I'm currently working on a common method. Now I can test on OSX and ArchLinux but I can't check my command on FreeBSD.
Please can you confirm the ouput of this on FreeBSD:
iostat -c | tr -s ' ' ';' | grep -e '^;' | cut -d ';' -f 2
Thanks
A common method is a better idea indeed.
The -c
without a 1
as argument does not work (neither on OSX nor on FBSD).
[me@freebsd ~]$ iostat -c | tr -s ' ' ';' | grep -e '^;' | cut -d ';' -f 2
iostat: option requires an argument -- c
usage: iostat [-CdhIKoTxz?] [-c count] [-M core] [-n devs] [-N system]
[-t type,if,pass] [-w wait] [drives]
The iostat
output with the least possible output without omitting the values we are interested in seems to be iostat -c 1 cpu
but this does not work on OSX.
I figure I give you the iostat
ouput:
[me@freebsd ~]$ iostat -c 1
tty ada0 pass0 cpu
tin tout KB/t tps MB/s KB/t tps MB/s us ni sy in id
2 1262 23.20 13 0.30 0.00 0 0.00 2 1 1 0 97
for comparison this is the same call on OSX:
[me@osx ~]$ iostat -c 1
disk0 disk1 cpu load average
KB/t tps MB/s KB/t tps MB/s us sy id 1m 5m 15m
56.67 1 0.05 25.09 23 0.55 3 1 96 1.36 1.22 1.16
In either case one could invert the id
value or has to sum up us
and sy
.
Ok I found the FreeBSD man page of iostat and options are quit different from the linux version.
-c
on linux is for display only CPU but in BSD it's for delay.

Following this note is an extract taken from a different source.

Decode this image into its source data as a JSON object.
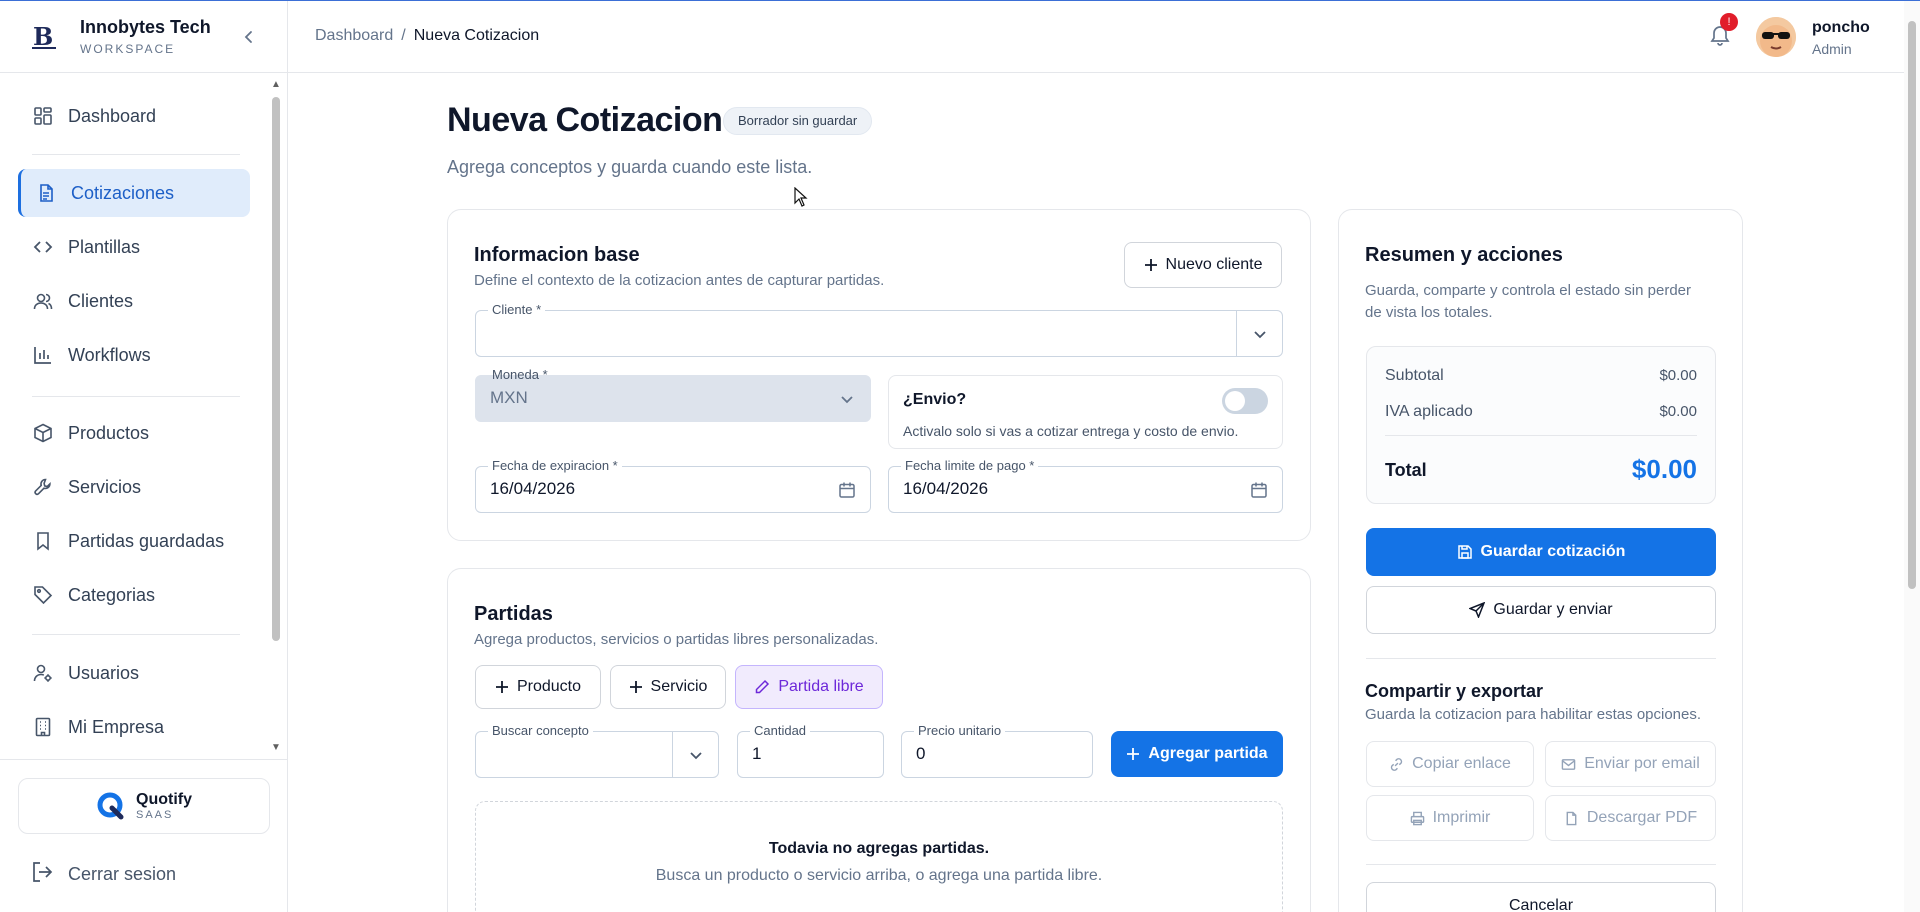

Here is my ouput from iostat:
ctjhoa@localhost ~ % iostat
Linux 4.3.3-2-ARCH (localhost) 01/13/2016 _x86_64_ (4 CPU)
avg-cpu: %user %nice %system %iowait %steal %idle
7.80 0.03 1.30 0.14 0.00 90.72
Device: tps kB_read/s kB_wrtn/s kB_read kB_wrtn
scd0 0.00 0.02 0.00 80 0
sdb 11.39 115.93 554.53 504452 2413009
sda 0.03 0.96 0.00 4172 0
sdc 0.02 0.48 0.00 2108 0
I got the id
le value with the following line:
[me@freebsd ~]$ iostat |tail -1 |tr -s ' ' ';' |sed -e 's/^;//' | cut -d ';' -f 13
97
Since grep -e
does behave differently on FreeBSD, too.
With OSX the line could read like this:
[me@osx ~]$ iostat |tail -1 |tr -s ' ' ';' |sed -e 's/^;//' | cut -d ';' -f 9
97
Damn that's so incredible in 2016 that's so difficult to get this basic information... Anyway I merge your PR and I'll try to find something for Linux.
Thank you
One can now have that feature working even on FreeBSD machines. Tested on OSX 10.11.2 and FreeBSD 10.2.